Böylece Türkler, Ümmü Gülsüm’ü sinemada da takip etmeye başlamıştır. Ümmü Gülsüm filmlerine dair kitapçıklar basılmış, sanatçıyla gazete ve mecmualarda bol fotoğraflı söyleşiler yapılmıştır. Halkın ilgisinin farkına varan bazı mecmualar, kendi muharrirlerini Mısır’a göndermiştir. Muharrirlerin şanslı olanları, Ümmü Gülsüm veya sazları ile görüşmüştür.  

Safiye Ayla ile tanışıklığı, Perihan Altındağ Sözeri ile dostluğu bulunan Ümmü Gülsüm’ün birkaç eseri, söz konusu sanatçılar tarafından Arapça ve Türkçe olarak seslendirmiştir.

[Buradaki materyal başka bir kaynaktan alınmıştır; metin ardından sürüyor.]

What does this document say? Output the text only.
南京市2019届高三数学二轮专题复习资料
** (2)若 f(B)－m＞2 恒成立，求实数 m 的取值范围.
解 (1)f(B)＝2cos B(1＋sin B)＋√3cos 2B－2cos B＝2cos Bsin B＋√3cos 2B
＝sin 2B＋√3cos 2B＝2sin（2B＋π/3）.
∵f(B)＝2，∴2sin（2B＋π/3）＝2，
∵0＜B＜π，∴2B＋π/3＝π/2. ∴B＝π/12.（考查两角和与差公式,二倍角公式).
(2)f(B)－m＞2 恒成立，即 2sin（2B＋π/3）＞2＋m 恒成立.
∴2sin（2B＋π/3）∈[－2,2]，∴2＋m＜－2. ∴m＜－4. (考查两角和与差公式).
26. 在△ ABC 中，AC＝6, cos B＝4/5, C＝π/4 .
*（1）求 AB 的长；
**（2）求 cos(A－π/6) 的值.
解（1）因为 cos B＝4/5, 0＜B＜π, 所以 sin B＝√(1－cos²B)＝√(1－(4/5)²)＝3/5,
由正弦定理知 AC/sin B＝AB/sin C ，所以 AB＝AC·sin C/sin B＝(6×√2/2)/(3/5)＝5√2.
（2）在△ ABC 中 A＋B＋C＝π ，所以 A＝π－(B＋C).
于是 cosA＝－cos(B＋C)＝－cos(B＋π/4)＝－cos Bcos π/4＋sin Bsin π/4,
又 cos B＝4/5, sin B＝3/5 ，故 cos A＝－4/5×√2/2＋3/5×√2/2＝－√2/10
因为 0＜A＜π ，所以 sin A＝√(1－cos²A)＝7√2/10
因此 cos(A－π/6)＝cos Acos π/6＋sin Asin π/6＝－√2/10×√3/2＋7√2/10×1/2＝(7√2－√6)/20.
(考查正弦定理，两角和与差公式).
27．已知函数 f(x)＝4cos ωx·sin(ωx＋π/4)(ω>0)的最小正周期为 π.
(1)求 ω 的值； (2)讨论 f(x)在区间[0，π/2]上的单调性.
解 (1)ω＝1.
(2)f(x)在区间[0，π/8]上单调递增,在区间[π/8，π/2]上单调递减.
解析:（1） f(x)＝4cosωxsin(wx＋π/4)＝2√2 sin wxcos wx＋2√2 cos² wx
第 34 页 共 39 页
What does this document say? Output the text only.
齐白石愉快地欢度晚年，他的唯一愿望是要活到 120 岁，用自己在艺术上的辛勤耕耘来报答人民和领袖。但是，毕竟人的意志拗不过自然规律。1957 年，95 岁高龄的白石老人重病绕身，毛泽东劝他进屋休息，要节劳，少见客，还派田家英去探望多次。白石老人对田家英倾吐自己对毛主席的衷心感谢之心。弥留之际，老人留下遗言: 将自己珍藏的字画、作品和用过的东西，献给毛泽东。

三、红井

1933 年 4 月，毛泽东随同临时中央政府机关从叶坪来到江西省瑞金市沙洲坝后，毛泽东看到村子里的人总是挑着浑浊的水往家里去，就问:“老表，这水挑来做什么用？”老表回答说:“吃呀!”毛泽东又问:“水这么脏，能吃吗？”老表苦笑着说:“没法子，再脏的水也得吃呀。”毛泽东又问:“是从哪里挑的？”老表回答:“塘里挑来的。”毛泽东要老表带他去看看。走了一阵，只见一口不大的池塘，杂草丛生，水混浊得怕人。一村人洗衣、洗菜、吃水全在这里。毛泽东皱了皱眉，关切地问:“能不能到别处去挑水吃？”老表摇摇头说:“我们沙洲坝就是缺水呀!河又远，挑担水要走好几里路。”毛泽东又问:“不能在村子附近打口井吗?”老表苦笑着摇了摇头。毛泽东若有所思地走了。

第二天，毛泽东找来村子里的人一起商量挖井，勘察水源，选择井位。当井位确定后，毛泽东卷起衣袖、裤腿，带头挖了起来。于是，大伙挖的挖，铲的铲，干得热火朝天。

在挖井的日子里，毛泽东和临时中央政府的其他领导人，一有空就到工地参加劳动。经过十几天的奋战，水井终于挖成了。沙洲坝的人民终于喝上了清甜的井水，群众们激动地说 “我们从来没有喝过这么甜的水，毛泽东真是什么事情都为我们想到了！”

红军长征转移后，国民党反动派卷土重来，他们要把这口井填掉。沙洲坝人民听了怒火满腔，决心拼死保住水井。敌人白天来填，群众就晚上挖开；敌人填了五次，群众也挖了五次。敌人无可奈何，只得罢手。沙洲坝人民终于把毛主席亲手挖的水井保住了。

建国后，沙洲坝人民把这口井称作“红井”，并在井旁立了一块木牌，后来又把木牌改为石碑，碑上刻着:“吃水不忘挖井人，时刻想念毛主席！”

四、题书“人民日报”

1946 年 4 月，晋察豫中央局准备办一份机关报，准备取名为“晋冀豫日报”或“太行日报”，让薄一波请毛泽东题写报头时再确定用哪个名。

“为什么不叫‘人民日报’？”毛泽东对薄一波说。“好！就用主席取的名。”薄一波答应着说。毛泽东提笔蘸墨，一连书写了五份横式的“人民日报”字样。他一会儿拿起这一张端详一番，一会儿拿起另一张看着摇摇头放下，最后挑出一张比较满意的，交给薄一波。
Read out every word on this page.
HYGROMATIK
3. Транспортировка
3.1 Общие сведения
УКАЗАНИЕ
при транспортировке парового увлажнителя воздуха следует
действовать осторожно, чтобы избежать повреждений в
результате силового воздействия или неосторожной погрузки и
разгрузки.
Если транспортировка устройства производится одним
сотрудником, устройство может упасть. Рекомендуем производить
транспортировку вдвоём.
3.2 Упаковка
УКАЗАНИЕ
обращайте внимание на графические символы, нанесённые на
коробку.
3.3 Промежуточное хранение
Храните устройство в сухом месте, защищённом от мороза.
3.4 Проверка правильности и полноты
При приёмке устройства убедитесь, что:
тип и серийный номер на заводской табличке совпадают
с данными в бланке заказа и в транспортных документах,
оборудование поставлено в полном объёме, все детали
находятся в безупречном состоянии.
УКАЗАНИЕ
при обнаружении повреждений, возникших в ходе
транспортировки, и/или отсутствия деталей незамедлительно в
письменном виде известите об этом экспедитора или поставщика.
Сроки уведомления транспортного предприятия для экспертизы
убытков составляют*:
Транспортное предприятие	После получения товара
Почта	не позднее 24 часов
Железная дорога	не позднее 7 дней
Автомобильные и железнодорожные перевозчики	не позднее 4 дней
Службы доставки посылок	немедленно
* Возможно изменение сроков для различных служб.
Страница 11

Ümmü Gülsüm filmleri, 50’li yıllarda Türkiye’de etkisini yitirirken 60’lı ve 70’li yıllarda birçok Ümmü Gülsüm şarkısının belirli bölümleri, Türk Musikisi ve daha çok arabesk eserlerde kullanılmıştır.  

Merhume Ümmü Gülsüm, Türk hafızasındaki ve ruhundaki saygın yerini hâlâ koruyor… 

*Bu makalede yer alan fikirler yazara aittir ve Fokus+'ın editöryal politikasını yansıtmayabilir.